Create an equation with the following conditions
All numbers must be one or two digit prime numbers
You can only use + and - and =
No other math operators
You must use all the nine (single) digits (1 to 9) but only once. No repeats of any digits.
No programming please.
My answer (worked by hand):
$2 + 41 + 83 = 59 + 67$
Method:
The 4 can only be in 41, 43, 47
The 6 can only be in 61, 67
The 8 can only be in 83, 89
So just permuting those digit pairs by hand on paper, some sets duplicate the digits.
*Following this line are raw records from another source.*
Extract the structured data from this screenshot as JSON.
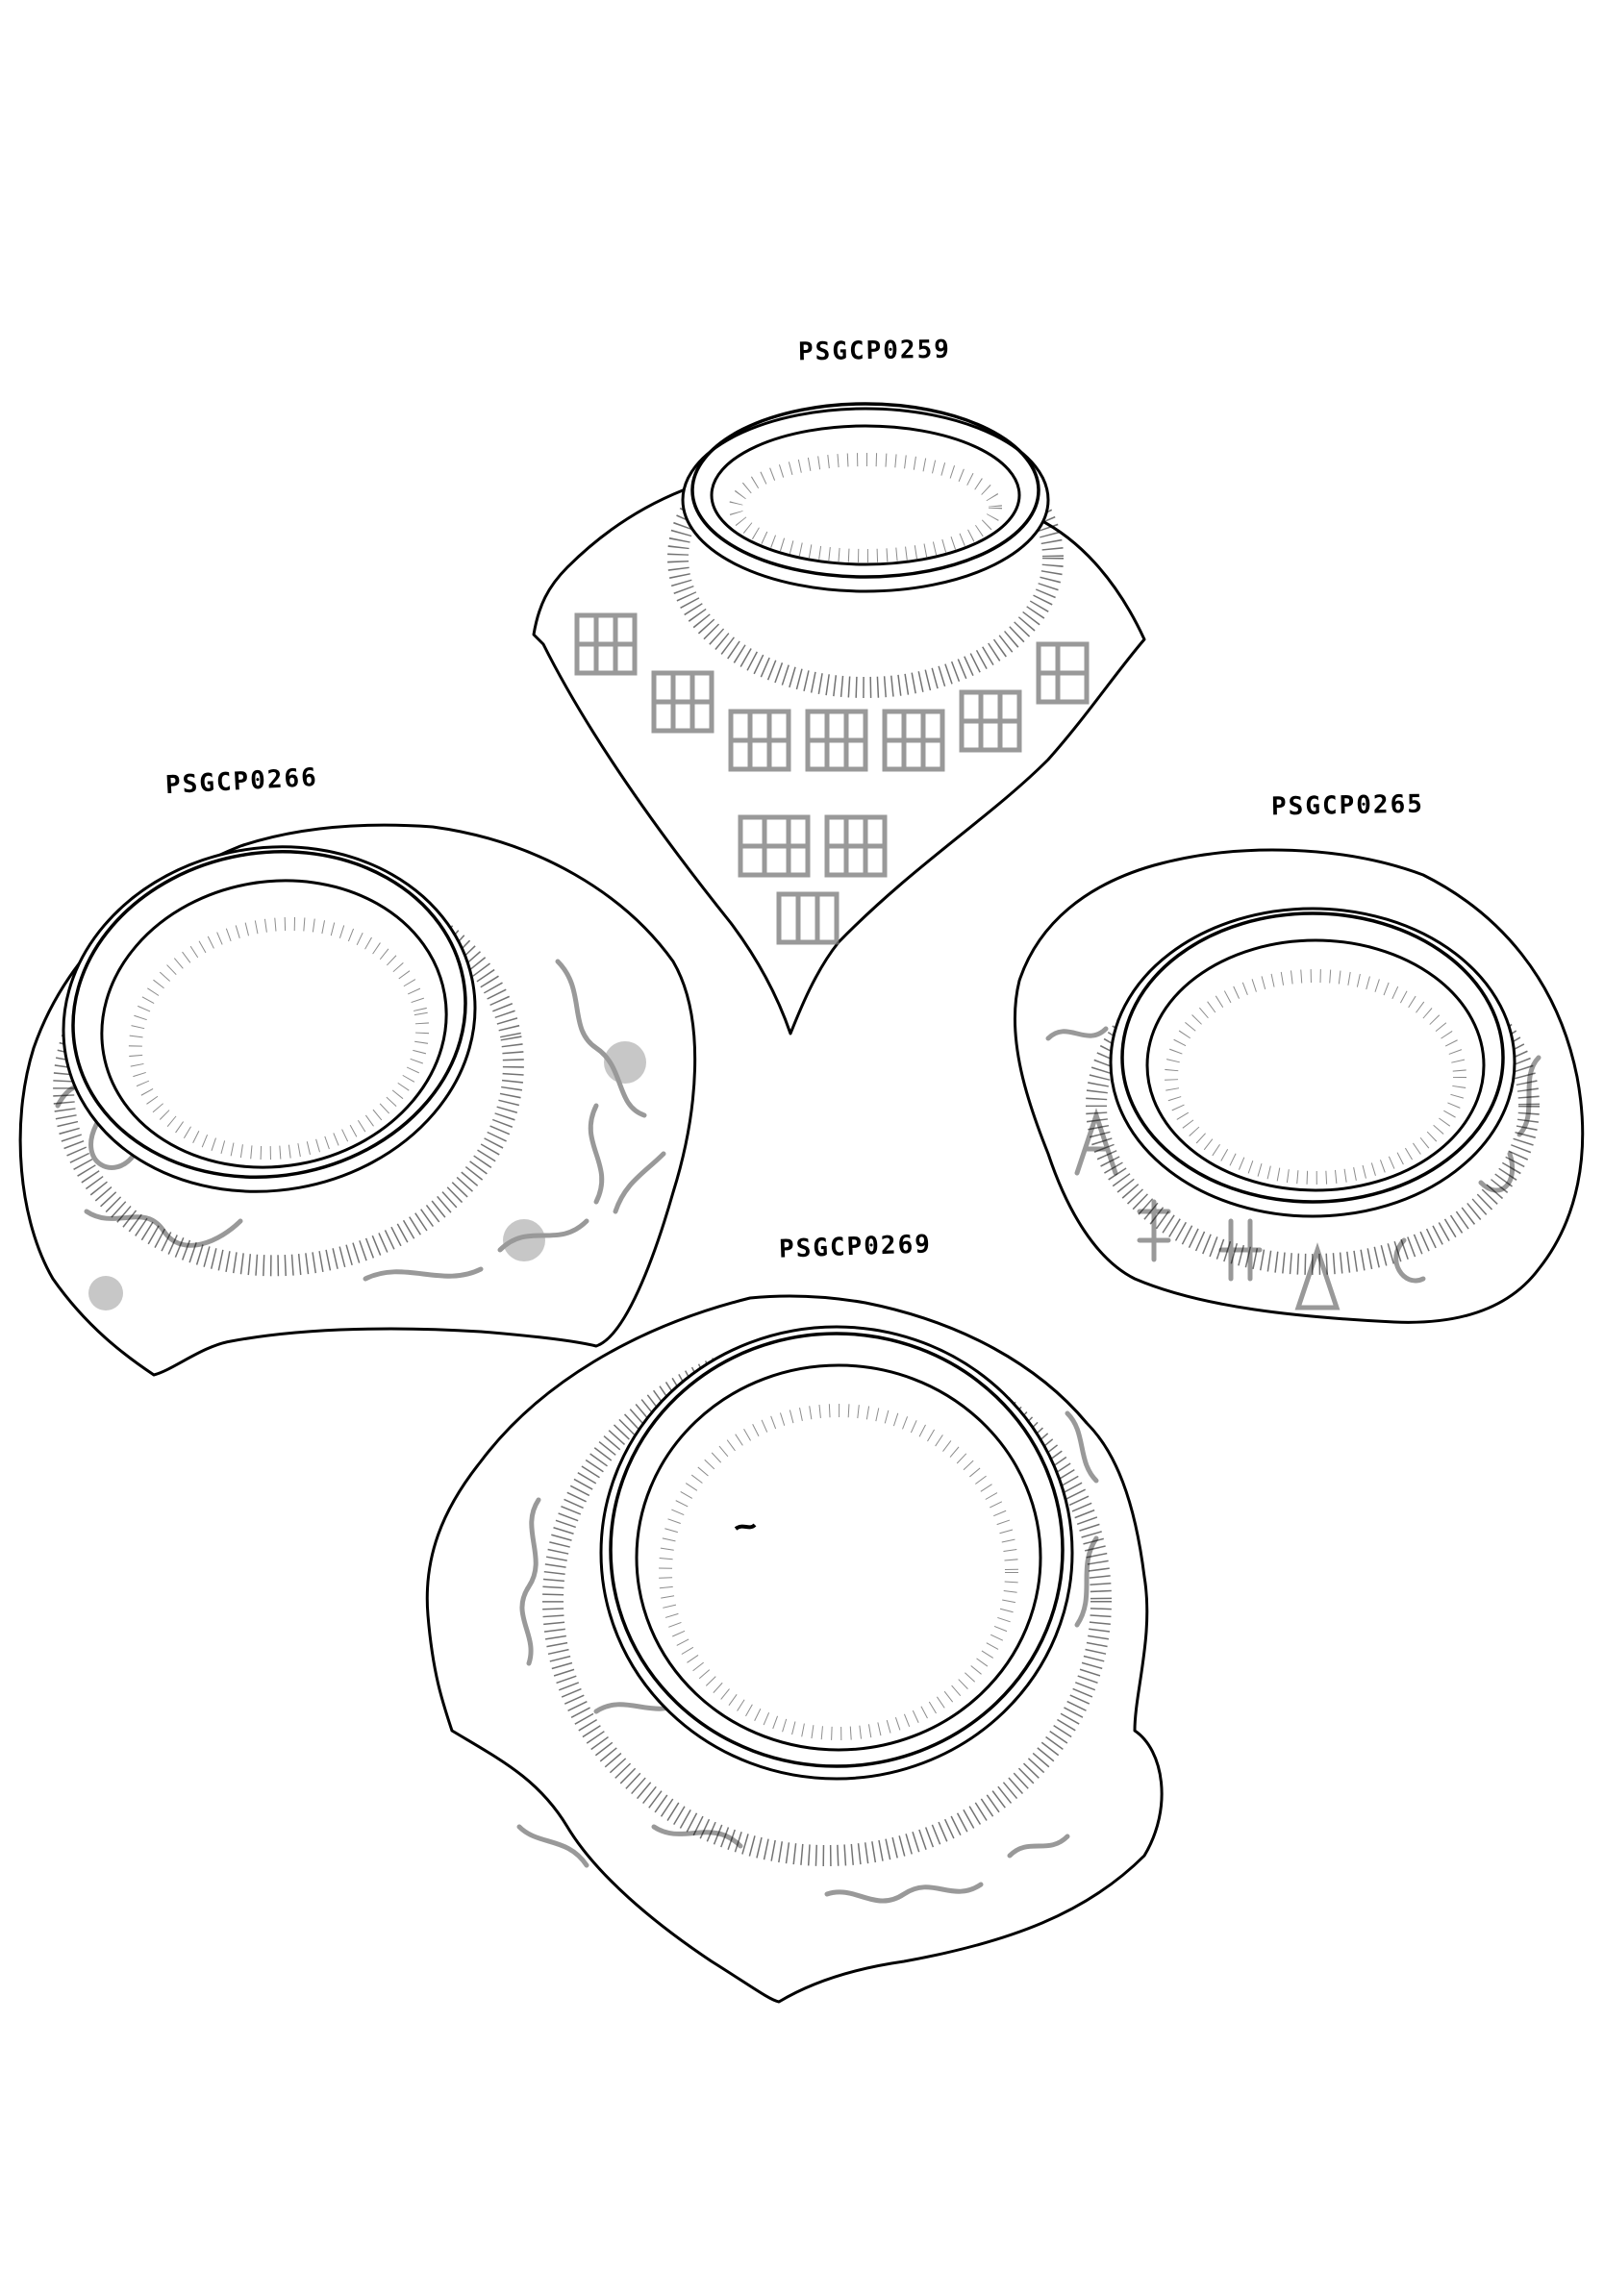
{
  "labels": {
    "sherd_top": "PSGCP0259",
    "sherd_left": "PSGCP0266",
    "sherd_right": "PSGCP0265",
    "sherd_bottom": "PSGCP0269"
  },
  "colors": {
    "line": "#000000",
    "background": "#ffffff",
    "shading": "#999999"
  }
}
In each set there are just a few digits left to organise.
It was just by trial and error with pencil and paper.
First I attempted to balance 4n + 6n = 8n + ?, but no combinations would balance off with the remaining digits.
Then I realised the 4n + 8n = 5n + 6n + ? might work, and it did.
Looking at the digits 4, 6 and 8 since primes cannot end with any of them so we must be using one prime number from each of these groups:
41, 43, 47
61, 67
83, 89
We can look at the remaining digits and try to form primes with them.
41, 67, 83, [2, 5, 9] -> 5 and 29 OR 2 and 59
41, 67, 89, [2, 3, 5] -> 5 and 23 OR 53 and 2
43, 61, 89, [2, 5, 7] -> NOT POSSIBLE
43, 67, 89, [1, 2, 5] -> NOT POSSIBLE
47, 61, 83, [2, 5, 9] -> 2 and 59 OR 5 and 29
47, 61, 89, [2, 3, 5] -> 2 and 53 OR 5 and 23
After that its easy to see that $41 + 83 - 67 = 59 - 2$ works
First off, you will need a minimum of three 2-digit numbers, because none of 1, 4, 6, 8, or 9 is prime, so they will need to be combined with another digit in order to make a prime number.
It quickly becomes evident that if there are three 2-digit numbers, it is impossible to combine them in such a way that they "cancel out", and allow an equation that works with the three much-smaller remaining digits.
Thus it is necessary to create four 2-digit numbers. These numbers will all necessarily be odd, since the only even prime is 2, which is a single digit.
The 2-digit primes can't end with 5, so the only ending digits available are 1, 3, 7, 9.
Any adding or subtracting of four odd numbers will always leave you with an even number, so the single-digit number must be 2.
Then it is just a matter of playing around with a few combinations of two-digit numbers that start with {4, 5, 6, 8} and end with {1, 3, 7, 9} to end up with:
$$67 + 59 - 83 - 41 = 2$$
== doesn't feel like it qualifies.
$\endgroup$
Commented
Oct 27, 2023 at 5:15
Late, but without brute forcing combinations:
There are three primes of the form: 4x, 6y, 8z. These numbers can't be single digits and the number cannot end with any of those.
Now
There are 2,3,5,7 as the possible single-digit primes. We get to have 3 of them (1 and 9 are needed with those two-digit primes, along with another one; that another cannot be 2 or 5). Can we balance the equation? We get up to 14 (2+5+7) so 8x+14 is 103 at most, but 4x+6y is 104 at least. So, nope.
What about two equals signs?
There should be a single equation, so 4x+-sth = 6y +- sth = 8z +- sth. Here we hit the same issue, 4x+14 does not get you to 8z.
So, we use
4 two digit numbers. The problem with two equals signs is gaps above 10 between 4x, 6y and 8z, or 8z-4x and 6y (hoping 8z-4x matches the fourth two-digit number). These can't be covered by a single digit, making this class of solutions impossible. Thus, there is a simple equation with 4 two-digit numbers and remaining single digit.
We note
Single number is 2, for parity reasons. Number cannot end with 5. This means we get numbers of the form 4x, 5w, 6y, 8z. Assuming we use just +, we know the equation needs to be 4x+8z = 5w+6y with 2 on either side, anything else is obviously too large/small to balance. Thus, x+z + 10 = w+y, with 2 on either side. w is either 3 or 9 to make the number prime, while y can be 1 or 7. This means w needs to be 9 and y 7 to get the number high enough (x+z+10 is 14+). Now the right side is 16 and the left is 14, so we add 2 to the left one, ending up with the final unique solution 2+41+83 = 59+67.